The Indiana Economic Development Corporation said in its own press release that it is working with Stellantis to offer a “performance-based incentive” for its investment. The city of Kokomo is also expected to consider its own incentives. What those could be is unclear at this moment.
The production of the EDMs at the Kokomo plants will be in addition to the plants’ normal production, a Stellantis spokesperson confirmed to the Tribune.
Matt Jarvis, president of United Auto Workers Local 685, which represents roughly 5,800 workers at Kokomo, Indiana and Tipton transmission plants and the Kokomo Engine Plant, said he was “really appreciative” of the investments, especially since it diversifies the local plants as Stellantis pushes forward with electrification.
All-electric vehicles don’t require a traditional engine and multi-speed transmission. They also require 30% to 40% less moving parts than combustion engines. Those facts have created some concerns for the 100,000 people in the U.S. who, like the Stellantis employees in Kokomo and Tipton, work at plants that make transmissions and engines for gas and diesel vehicles.
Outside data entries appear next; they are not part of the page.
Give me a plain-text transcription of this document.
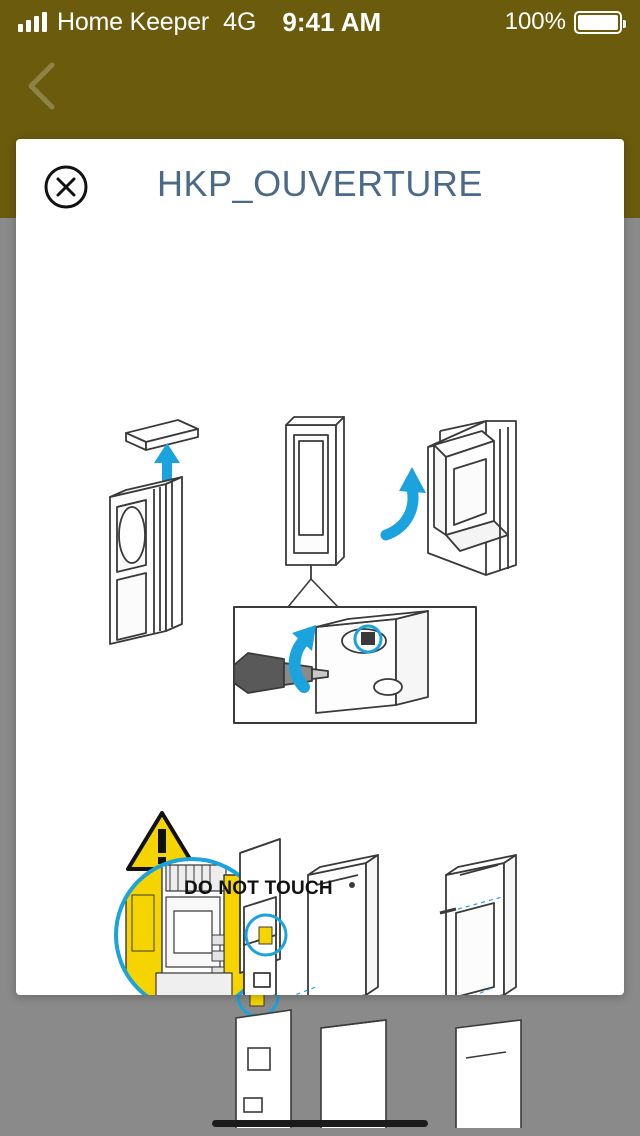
Home Keeper 4G 9:41 AM	100%
HKP_OUVERTURE
DO NOT TOUCH
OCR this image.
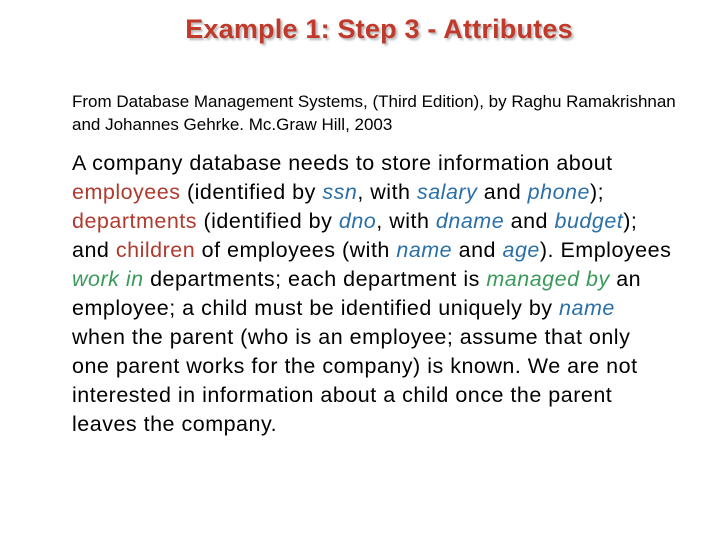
Example 1: Step 3 - Attributes
From Database Management Systems, (Third Edition), by Raghu Ramakrishnan and Johannes Gehrke. Mc.Graw Hill, 2003
A company database needs to store information about employees (identified by ssn, with salary and phone); departments (identified by dno, with dname and budget); and children of employees (with name and age). Employees work in departments; each department is managed by an employee; a child must be identified uniquely by name when the parent (who is an employee; assume that only one parent works for the company) is known. We are not interested in information about a child once the parent leaves the company.
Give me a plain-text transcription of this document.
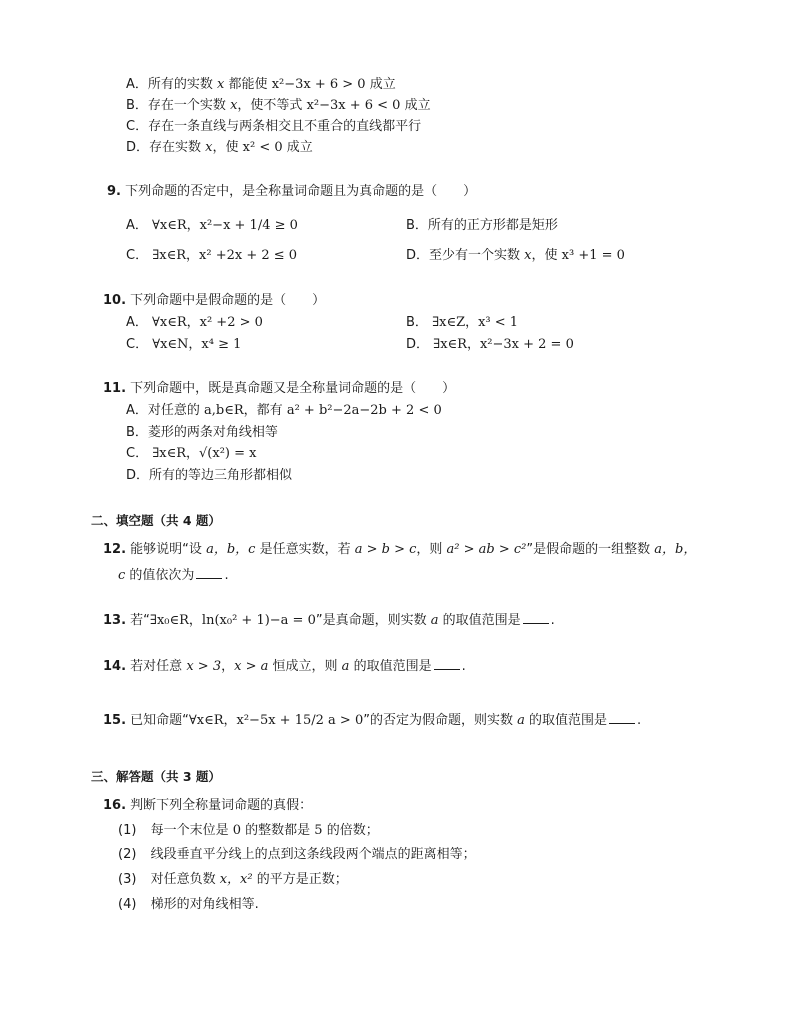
A．所有的实数 x 都能使 x²−3x + 6 > 0 成立
B．存在一个实数 x，使不等式 x²−3x + 6 < 0 成立
C．存在一条直线与两条相交且不重合的直线都平行
D．存在实数 x，使 x² < 0 成立
9. 下列命题的否定中，是全称量词命题且为真命题的是（　　）
A． ∀x∈R，x²−x + 1/4 ≥ 0	B．所有的正方形都是矩形
C． ∃x∈R，x² +2x + 2 ≤ 0	D．至少有一个实数 x，使 x³ +1 = 0
10. 下列命题中是假命题的是（　　）
A． ∀x∈R，x² +2 > 0	B． ∃x∈Z，x³ < 1
C． ∀x∈N，x⁴ ≥ 1	D． ∃x∈R，x²−3x + 2 = 0
11. 下列命题中，既是真命题又是全称量词命题的是（　　）
A．对任意的 a,b∈R，都有 a² + b²−2a−2b + 2 < 0
B．菱形的两条对角线相等
C． ∃x∈R，√(x²) = x
D．所有的等边三角形都相似
二、填空题（共 4 题）
12. 能够说明“设 a，b，c 是任意实数，若 a > b > c，则 a² > ab > c²”是假命题的一组整数 a，b，
c 的值依次为 .
13. 若“∃x₀∈R，ln(x₀² + 1)−a = 0”是真命题，则实数 a 的取值范围是 .
14. 若对任意 x > 3，x > a 恒成立，则 a 的取值范围是 .
15. 已知命题“∀x∈R，x²−5x + 15/2 a > 0”的否定为假命题，则实数 a 的取值范围是 .
三、解答题（共 3 题）
16. 判断下列全称量词命题的真假：
(1) 每一个末位是 0 的整数都是 5 的倍数；
(2) 线段垂直平分线上的点到这条线段两个端点的距离相等；
(3) 对任意负数 x，x² 的平方是正数；
(4) 梯形的对角线相等.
“It’s a great announcement for membership to get our foot into the EV market because I think that’s the path the company is going down,” Jarvis said. “It’s a huge plus to get diversified here in Kokomo. … Hopefully, there will be more investments to come.”
Stellantis’ goal is to have 50% of its vehicle sales be BEVs by 2030. Kokomo will have a significant role in achieving that goal with the StarPlus Energy, a joint venture company between Stellantis and SDI, $2.5 billion gigafactory that will produce lithium-ion batteries for EVs.
Tuesday’s announcement is the latest local investment made by Stellantis in the last few years other than the EV battery plant.
Last August, the company announced it was investing more than $14 million in the Kokomo Casting Plant for production of a new four-cylinder turbocharged engine. The $14 million at the Casting Plant will be used to convert existing die cast machines and cells for the new engine.
In October 2021, Stellantis announced an investment of $229 million to retool Kokomo Casting Plant, Kokomo Transmission Plant and Indiana Transmission Plant for the new, fourth-generation, eight-speed transmission. Jarvis said the new transmission will start coming off the assembly lines in about 18 months.